In Saint-Étienne, notwithstanding the supposedly neutral and affectless "white cube" aspect of the MAMC+ space given to her — with its five rooms, its 650 m², and its heights of more than 8 meters — a sense of fragility is conveyed. The sixty or so artworks, produced between 1993 and 2021, meet a form of "urgency" that guides her choice to display a rolled-up carpet, a large metal screen or polished aluminium mirrored walls. Conceiving the exhibition entirely on site,in a kind of bow to impermanence, to Thea Djordjadze the act of installation is about activating the physicality of materials, awakening a memory of the objects through subtle gestures, and generating an energy unique to the site in Saint-Etienne.

THE ARTIST

Thea Djordjadze was born in 1971 in Tbilisi. She completed an MFA at the Academy of Fine Arts in the Georgian capital in 1995, two years after the end of the civil war. Alongside her studies at the Amsterdam Gerrit Rietveld Akademie, in 1998 she joined Rosemarie Trockel’s class at the Düsseldorf Staatliche Kunstakademie where she graduated in 2001. Between 1999 and 2003, as a member of the collective hobbypopMUSEUM, Thea Djordjadze conceived and took part in performances. Dramaturgy and mise en scène remain central issues in her installations. Among the major international exhibitions, she participated in the Berlin Biennale in 2008, in the documenta 13 in Kassel in 2012 and in the Venice Biennales in 2013 and 2015. Her latest solo exhibitions took place at Martin Gropius Bau in Berlin in 2021, at the Kunst Museum Wintherthur in 2019 and at Portikus, Frankfurt in 2018. Her artworks are part of various international public and private collections (Berlinische Galerie and Boros Collection in Berlin, Migros Museum, Zurich…) as well as in France (FRAC Bourgogne and Pays de la Loire).
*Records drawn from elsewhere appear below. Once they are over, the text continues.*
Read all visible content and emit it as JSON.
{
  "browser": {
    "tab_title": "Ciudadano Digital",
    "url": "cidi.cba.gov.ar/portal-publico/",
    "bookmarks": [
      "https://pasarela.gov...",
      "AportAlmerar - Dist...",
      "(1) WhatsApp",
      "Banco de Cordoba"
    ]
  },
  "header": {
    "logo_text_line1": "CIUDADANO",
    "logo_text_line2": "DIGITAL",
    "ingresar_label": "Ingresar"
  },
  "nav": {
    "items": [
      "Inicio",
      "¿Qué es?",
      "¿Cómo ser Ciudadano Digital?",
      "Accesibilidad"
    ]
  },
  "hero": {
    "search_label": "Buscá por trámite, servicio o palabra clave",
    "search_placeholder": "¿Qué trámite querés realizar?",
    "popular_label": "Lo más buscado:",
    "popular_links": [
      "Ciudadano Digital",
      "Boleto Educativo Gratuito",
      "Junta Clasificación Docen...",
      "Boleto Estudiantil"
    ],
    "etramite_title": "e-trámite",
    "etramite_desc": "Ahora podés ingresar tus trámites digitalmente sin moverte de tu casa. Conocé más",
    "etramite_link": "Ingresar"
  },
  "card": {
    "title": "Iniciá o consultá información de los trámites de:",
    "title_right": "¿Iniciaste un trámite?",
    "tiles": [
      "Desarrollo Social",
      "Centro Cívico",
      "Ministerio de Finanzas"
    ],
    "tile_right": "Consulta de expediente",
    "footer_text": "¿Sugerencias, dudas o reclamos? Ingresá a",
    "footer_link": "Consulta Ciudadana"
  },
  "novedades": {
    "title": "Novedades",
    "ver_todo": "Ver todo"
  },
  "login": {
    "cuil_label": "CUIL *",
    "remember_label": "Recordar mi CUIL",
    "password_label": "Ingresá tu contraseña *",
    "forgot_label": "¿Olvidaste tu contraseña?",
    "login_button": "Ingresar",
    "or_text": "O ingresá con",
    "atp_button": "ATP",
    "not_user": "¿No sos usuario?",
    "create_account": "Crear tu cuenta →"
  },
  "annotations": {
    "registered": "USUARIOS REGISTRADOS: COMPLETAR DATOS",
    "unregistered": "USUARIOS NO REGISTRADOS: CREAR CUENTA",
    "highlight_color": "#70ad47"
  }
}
She is represented by Sprüth Magers Gallery (Berlin, London, Los Angeles), Kaufmann Repetto (Milan, New York), Meyer Kainer (Vienna) and Take Ninagawa (Tokyo).

CURATOR

Aurélie Voltz
General Director of the MAMC+

CATALOGUE

Thea Djordjadze, Se souvenir et témoigner [To record and testify]
The catalogue reveals in the first part, materials, archives and writings of the artist, while the second part combines exhibition views of the Gropius Bau in Berlin and the Musée d'art moderne et contemporain de Saint-Étienne to apprehend the meaning of the artist's installation and composition in two opposite spaces. An interview with Thea Djordjadze by MAMC+ director Aurélie Voltz and an essay by art historian Thomas Boutoux examine her practice, influences and works. Bilingual edition in French and English. Price: 28 euros.